Pour pallier ce temps d’attente et braver l’infortune, Valérie Durin en profite pour lire, écrire un nouveau projet sur l’enfermement, tout en continuant de donner des cours au conservatoire ou à l’université par visio-conférence, ce qui n’est évidemment pas l’équivalent du vrai contact humain. Pourtant, « le confinement n’est pas sans rappeler que nos libertés et nos échanges avec les autres sont essentiels, indispensables à nos vies », rappelle-t-elle très justement.

Une occasion de s’affranchir d’Avignon ?

Si elle demeure inédite et profondément confondante, la situation semble plus largement ouvrir à de nouvelles réflexions et perspectives dans le milieu. Ronan Rivière prend ainsi la question de l’intermittence, très concrète, avec du recul. Selon lui, elle « apparaît secondaire par rapport à la crise qui secoue notre environnement et aux remises en question qu’elle provoque sur nous-mêmes et nos métiers ».

Le festival d’Avignon et le Off sont ensuite un lieu de concentration où tous les professionnels viennent puiser à la source pour nourrir les saisons théâtrales. La dépendance du milieu à cet événement estival est l’occasion d’une remise en question, notamment de la part de David Nathanson. Il n’hésite pas à déclarer qu’il « faudra peut-être à l’avenir envisager d’autres pistes », étant donné « la question de l’hégémonie du festival d’Avignon pour ce qui concerne la programmation ». Le collectif des Sentinelles s’attelle à y réfléchir. Mais trouvera-t-il des solutions, quand on sait que tous les professionnels, des programmateurs aux journalistes, s’y donnent rendez-vous ?

Si l’entreprise semble ainsi titanesque, voire idéaliste, Ronan Rivière partage également ce constat. « Comme directeur d’une troupe indépendante, je suis également partagé entre la crainte de voir le théâtre de cour et de réseaux se faire arroser par les fonds d’urgence au détriment des compagnies indépendantes (totalement étrangères aux arcanes technocratiques de ces aides), et l’espoir secret de voir les troupes artisanales se rassembler et inventer des façons plus solidaires, mutualistes et horizontales de faire du théâtre.
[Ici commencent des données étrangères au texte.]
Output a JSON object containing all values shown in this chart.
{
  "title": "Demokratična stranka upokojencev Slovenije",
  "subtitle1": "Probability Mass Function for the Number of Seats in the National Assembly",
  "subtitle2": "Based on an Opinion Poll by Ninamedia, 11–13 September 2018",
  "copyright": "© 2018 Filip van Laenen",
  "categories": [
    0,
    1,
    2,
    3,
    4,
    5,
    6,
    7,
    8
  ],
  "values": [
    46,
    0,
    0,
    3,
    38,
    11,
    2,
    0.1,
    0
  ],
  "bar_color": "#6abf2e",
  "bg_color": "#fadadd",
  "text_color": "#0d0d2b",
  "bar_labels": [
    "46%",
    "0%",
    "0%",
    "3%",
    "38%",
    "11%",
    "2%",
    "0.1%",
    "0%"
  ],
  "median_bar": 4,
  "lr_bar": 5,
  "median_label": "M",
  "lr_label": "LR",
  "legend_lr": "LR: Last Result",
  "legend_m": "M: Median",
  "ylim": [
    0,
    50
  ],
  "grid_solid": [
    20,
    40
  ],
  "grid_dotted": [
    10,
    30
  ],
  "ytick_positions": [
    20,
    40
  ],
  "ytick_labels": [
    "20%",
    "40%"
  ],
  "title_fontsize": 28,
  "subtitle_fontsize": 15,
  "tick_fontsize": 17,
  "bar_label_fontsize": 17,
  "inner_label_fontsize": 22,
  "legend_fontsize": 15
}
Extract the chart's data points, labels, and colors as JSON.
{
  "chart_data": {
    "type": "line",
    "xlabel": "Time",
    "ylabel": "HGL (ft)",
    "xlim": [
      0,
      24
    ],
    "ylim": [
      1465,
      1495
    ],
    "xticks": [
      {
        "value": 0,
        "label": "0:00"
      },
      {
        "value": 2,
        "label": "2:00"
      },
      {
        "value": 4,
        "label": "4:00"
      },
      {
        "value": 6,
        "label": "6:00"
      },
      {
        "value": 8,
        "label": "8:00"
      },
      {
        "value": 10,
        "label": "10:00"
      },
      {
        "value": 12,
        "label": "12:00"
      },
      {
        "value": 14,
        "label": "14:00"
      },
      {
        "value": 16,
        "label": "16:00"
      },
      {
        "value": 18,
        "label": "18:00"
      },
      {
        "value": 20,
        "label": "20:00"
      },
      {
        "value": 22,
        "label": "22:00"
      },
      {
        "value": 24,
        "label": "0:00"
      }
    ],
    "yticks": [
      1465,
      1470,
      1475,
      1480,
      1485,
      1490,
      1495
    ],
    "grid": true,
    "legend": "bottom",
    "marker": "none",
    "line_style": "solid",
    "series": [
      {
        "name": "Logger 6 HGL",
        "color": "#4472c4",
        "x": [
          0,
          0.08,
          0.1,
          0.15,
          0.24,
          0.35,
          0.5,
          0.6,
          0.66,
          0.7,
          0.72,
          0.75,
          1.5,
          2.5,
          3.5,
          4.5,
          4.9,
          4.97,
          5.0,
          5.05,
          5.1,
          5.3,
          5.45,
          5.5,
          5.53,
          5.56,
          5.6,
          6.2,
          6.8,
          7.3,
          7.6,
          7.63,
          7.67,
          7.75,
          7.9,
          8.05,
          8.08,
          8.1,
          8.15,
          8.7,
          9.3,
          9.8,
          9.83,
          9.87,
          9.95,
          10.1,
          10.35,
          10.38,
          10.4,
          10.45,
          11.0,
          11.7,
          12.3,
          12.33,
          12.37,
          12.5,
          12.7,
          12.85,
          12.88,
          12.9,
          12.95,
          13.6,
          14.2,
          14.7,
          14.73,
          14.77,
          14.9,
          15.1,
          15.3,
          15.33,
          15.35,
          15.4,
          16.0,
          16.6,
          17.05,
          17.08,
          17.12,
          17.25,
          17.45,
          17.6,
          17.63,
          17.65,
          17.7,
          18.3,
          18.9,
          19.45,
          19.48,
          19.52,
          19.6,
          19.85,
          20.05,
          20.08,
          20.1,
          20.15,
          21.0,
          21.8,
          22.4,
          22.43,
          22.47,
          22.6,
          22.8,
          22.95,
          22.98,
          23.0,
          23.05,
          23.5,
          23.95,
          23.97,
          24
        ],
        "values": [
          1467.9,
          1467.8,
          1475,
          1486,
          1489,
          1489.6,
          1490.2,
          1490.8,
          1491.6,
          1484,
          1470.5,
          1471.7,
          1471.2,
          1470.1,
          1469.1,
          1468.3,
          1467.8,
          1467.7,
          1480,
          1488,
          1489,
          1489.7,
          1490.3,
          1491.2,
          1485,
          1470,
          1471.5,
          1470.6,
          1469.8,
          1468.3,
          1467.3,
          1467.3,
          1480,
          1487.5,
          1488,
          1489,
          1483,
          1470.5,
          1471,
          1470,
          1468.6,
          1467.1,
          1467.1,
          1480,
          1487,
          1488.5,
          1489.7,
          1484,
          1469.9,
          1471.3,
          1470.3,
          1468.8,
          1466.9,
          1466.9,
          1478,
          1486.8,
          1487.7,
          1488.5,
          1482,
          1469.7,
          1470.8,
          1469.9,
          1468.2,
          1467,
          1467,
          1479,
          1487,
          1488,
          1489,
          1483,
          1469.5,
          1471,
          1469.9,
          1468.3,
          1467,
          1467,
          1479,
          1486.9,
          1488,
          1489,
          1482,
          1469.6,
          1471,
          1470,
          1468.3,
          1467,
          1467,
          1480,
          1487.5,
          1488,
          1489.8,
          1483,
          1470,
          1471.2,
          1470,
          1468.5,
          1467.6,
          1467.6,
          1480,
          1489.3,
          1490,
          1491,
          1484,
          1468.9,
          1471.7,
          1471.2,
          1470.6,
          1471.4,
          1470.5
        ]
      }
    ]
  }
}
Ailleurs qu’à Avignon par exemple ! »

Le constat du développement à deux vitesses des créations aidées face à celles qu’ils ne le sont pas, ou pour le dire plus simplement, de la différence de traitement entre le théâtre subventionné et le théâtre indépendant ou privé, ouvre ainsi le directeur de La Voix des Plumes à une réflexion plus large sur les lieux de création, sur l’émergence d’autres scènes que le seul festival d’Avignon, dont l’hégémonie enchaîne finalement plus qu’elle ne permet. « Peut-être que l’annulation du festival, s’il est un coup dur pour nous, ses habitués, donnera de l’air à d’autres idées, d’autres programmations, d’autres envies. Le Off d’Avignon jusqu’ici représentait à la fois notre terrain de jeu et nos chaînes », résume-t-il amèrement.

Si l’on en croit l’espoir de ces deux directeurs de compagnie, le spectacle vivant pourrait peut-être ressortir plus fort, ou en tout cas plus libre, de cette expérience inédite. Telle est leur espérance, leur réflexion et leur engagement pour demain.